NDAs are getting so ridiculous.

Do you know what you NDA? You NDA things like the attack plan for the U.S. invasion of Iraq. If people find that out ahead of time, it does make a difference.

But really, if somebody pops the cork early on a CPU with a little more cache, what’s the big secret? Like nobody at Intel can figure out what a Barton 3000+ could do?

Some Things Shouldn’t Be A Surprise

Putting an NDA on Barton is like wrapping a bicycle in gift wrap and putting it by the Christmas tree. Any kid with brains slightly exceeding the mental hardware of a drugged slug should be able to figure out it’s a bicycle and not a car.

When you have a processor that runs at the same speed as a TBredB 2700+, and you know (or at least should be able to look up) that doubling the cache from 256 to 512K gave the Northwood about a 5-7% boost in performance (with a lot of variance from the average depending on the app/game used); you should have a pretty good idea how Barton will do without looking at a single benchmark.

Really. It’s not magic. We first mentioned this percentage range over six months ago.

A certain website put up its 3000+ Barton review a bit early, and was forced to take it down until the AMD cock crows or something like that.

Someone was nice enough to save and send me all the benchmarks from that website, and while I’ll certainly not quote what I saw; there was nothing in there that surprised me or made me change my mind about that general guidance.

Sometimes it’s only a tiny bit faster than a 2700+, sometimes it’s a bit more than 10% difference. Usually, it comes somewhere inbetween those two extremes.

How does a 3000+ do compared to a PIV 3.06GHz? It’s pretty even. Sometimes it wins, sometimes the PIV wins. It justifies its 3000+ PR rating.

Overclocking? It seems to do about as well as the TBredBs have been doing.

Now you don’t have to stay up until midnight and I don’t have to write this early tomorrow morning. 🙂

There’s nothing I’ve said above I hadn’t said or would have said if asked before. That’s the point. Once a processor line establishes itself, these things are usually pretty predictable. You shouldn’t expect big surprises.

What Barton Is And Isn’t

Unless AMD decides to make .09 micron Athlons, Barton is the end of the line for Athlons.

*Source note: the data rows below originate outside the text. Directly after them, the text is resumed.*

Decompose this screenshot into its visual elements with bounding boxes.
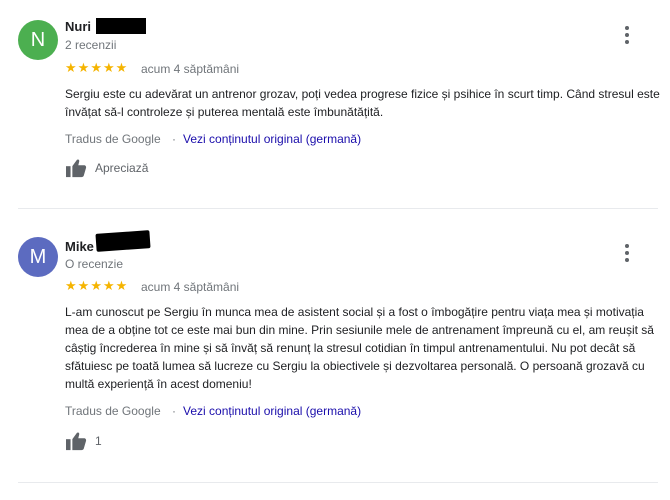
star-icon: ★ [102, 61, 115, 76]
review-date: acum 4 săptămâni [141, 62, 240, 76]
view-original-link[interactable]: Vezi conținutul original (germană) [183, 404, 361, 418]
star-icon: ★ [65, 279, 77, 294]
star-icon: ★ [77, 279, 90, 294]
reviewer-name[interactable]: Mike [65, 239, 94, 254]
separator-dot: · [172, 404, 176, 418]
more-vert-icon [625, 26, 629, 30]
star-icon: ★ [77, 61, 90, 76]
review-text: L-am cunoscut pe Sergiu în munca mea de … [65, 305, 654, 391]
review-divider [18, 482, 658, 483]
star-icon: ★ [65, 61, 77, 76]
review-text: Sergiu este cu adevărat un antrenor groz… [65, 87, 660, 119]
redacted-surname [96, 18, 146, 34]
translated-by-label: Tradus de Google [65, 132, 161, 146]
avatar[interactable]: M [18, 237, 58, 277]
thumb-up-icon [66, 159, 87, 178]
star-rating: ★ ★ ★ ★ ★ [65, 280, 127, 293]
more-options-button[interactable] [617, 23, 637, 47]
like-button[interactable]: 1 [65, 431, 102, 451]
more-vert-icon-dot [625, 40, 629, 44]
more-options-button[interactable] [617, 241, 637, 265]
like-count: 1 [95, 434, 102, 448]
star-icon: ★ [90, 279, 102, 294]
separator-dot: · [172, 132, 176, 146]
more-vert-icon-dot [625, 251, 629, 255]
star-rating: ★ ★ ★ ★ ★ [65, 62, 127, 75]
view-original-link[interactable]: Vezi conținutul original (germană) [183, 132, 361, 146]
like-button[interactable]: Apreciază [65, 158, 148, 178]
reviewer-name[interactable]: Nuri [65, 19, 91, 34]
star-icon: ★ [90, 61, 102, 76]
star-icon: ★ [115, 279, 128, 294]
thumb-up-icon [66, 432, 87, 451]
redacted-surname [95, 230, 151, 252]
review-count: 2 recenzii [65, 38, 117, 52]
review-date: acum 4 săptămâni [141, 280, 240, 294]
review-divider [18, 208, 658, 209]
review-count: O recenzie [65, 257, 124, 271]
more-vert-icon [625, 244, 629, 248]
more-vert-icon-dot [625, 258, 629, 262]
more-vert-icon-dot [625, 33, 629, 37]
like-label: Apreciază [95, 161, 149, 175]
translated-by-label: Tradus de Google [65, 404, 161, 418]
avatar[interactable]: N [18, 20, 58, 60]
star-icon: ★ [102, 279, 115, 294]
star-icon: ★ [115, 61, 128, 76]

That’s important for those who don’t belong to the CPU Club of the Month but want to buy one last processor for their beloved socket A system.

It’s a nice little incremental change for the better over the current TBredBs, but that’s all.

Unfortunately, the current price tag is not a nice little incremental change over current TBredBs; it’s more like a pole vault over them. You’d have to be out of your mind to pay $350 more for the 3000+ than for the 2700+ and end up with a 5-7% improvement.

Given that I’m running a $100 Newegg 2100+ right now at exactly the same 2700+ speed at what is default voltage for the 2700+, anybody who can change the FSB speed in a BIOS would be paying $550 more for that 5-7%.

We don’t know yet if 2500+ Bartons are as capable, but even if they are, a lot of people are going to wonder if an extra $80 or so is worth a 5-7& improvement and decide, “No.”

It’s a nice little processor. It’s neither an Intel-killer nor Intel cannon fodder. The only real problem with it at the moment is the price tag, which ranges from dubious to ludicrous given what you can get out of other current AMD processors. Unfortunately for you cheapskates out there :), the price will pretty much stay that way for quite some time.